Fine Tuning Pretrained Embeddings

I’m working on the Kaggle Quora competition and have had some good success with Word2Vec embeddings. There are about 60k word tokens in the quora vocab that don’t exist in the Word2Vec vocab, and until now, I’ve been setting these to zero and making the embedding layer non-trainable.
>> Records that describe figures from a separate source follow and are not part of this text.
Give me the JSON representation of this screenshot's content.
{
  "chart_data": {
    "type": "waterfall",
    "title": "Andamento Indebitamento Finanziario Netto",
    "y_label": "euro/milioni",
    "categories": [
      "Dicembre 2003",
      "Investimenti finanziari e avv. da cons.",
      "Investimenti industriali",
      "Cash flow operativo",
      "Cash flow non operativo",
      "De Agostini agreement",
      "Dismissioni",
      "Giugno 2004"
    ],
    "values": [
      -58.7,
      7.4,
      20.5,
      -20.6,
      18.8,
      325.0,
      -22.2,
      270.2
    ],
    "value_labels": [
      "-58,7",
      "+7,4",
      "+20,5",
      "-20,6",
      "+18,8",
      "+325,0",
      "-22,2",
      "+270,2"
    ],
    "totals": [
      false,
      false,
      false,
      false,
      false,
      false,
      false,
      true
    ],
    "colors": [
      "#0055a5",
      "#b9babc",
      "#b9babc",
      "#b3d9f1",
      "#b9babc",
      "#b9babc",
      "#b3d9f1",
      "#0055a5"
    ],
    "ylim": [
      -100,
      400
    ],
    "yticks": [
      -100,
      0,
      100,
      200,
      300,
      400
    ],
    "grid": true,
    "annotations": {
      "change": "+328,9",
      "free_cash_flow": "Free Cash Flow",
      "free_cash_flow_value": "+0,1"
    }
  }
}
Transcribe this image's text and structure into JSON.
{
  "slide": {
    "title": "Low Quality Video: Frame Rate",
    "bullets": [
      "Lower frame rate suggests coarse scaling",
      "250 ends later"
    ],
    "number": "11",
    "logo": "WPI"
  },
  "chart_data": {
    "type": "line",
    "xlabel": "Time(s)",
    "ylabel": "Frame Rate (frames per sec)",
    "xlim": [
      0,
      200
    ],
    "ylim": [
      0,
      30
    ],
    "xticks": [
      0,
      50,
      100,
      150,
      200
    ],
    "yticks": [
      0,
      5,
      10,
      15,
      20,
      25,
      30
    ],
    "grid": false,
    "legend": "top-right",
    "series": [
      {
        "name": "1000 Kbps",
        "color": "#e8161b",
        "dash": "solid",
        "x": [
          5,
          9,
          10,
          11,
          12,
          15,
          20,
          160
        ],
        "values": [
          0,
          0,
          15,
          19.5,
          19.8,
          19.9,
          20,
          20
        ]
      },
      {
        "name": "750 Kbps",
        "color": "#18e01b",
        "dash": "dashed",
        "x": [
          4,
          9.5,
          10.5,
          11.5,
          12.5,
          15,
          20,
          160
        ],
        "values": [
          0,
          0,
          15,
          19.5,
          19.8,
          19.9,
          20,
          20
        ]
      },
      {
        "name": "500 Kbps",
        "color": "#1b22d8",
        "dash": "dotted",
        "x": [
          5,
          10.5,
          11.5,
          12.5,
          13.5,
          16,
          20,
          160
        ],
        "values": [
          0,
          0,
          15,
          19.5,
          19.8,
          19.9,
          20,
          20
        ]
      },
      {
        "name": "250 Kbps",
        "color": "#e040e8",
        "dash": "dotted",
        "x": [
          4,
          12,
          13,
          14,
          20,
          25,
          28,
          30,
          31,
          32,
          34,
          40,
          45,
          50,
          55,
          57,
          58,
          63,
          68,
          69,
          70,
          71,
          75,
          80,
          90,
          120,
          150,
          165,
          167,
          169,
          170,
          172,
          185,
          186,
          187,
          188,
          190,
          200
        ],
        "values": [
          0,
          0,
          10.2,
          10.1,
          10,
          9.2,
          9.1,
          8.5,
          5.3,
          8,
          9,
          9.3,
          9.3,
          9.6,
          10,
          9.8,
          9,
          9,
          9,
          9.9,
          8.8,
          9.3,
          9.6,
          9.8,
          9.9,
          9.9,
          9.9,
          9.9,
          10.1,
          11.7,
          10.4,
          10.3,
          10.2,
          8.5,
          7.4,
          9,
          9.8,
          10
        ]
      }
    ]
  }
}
I’m experimenting with fine tuning the embedding layer by setting these 60k words to a random normal distribution and then allowing backprop to update the embeddings. This is “working” but I’m finding that the model overfits within 1 or 2 epochs when it used to take 14-15 epochs to overfit and doesn’t achieve similar validation loss results. I’d like to apply some regularization to my embeddings, but how? When I tried to apply dropout to the embedding I get a warning from Keras:

The `dropout` argument is no longer support in `Embedding`. You can apply a `keras.layers.SpatialDropout1D` layer right after the `Embedding` layer to g
et the same behavior.

What is this SpatialDropout1D layer, and how does it work? Keras docs also suggest I can use some embeddings_regularizer parameter, but this is new to me. What type of regularization would help avoid over fitting while I fine tune the Word2Vec embeddings? Any tips would be appreciated!

1 Like

In the course we add l2 regularization to learnt embeddings - that’s a nice easy way to handle it. It’s often a good idea to train a few epochs with the embeddings fixed, before making trainable for the last few epochs, BTW.

1 Like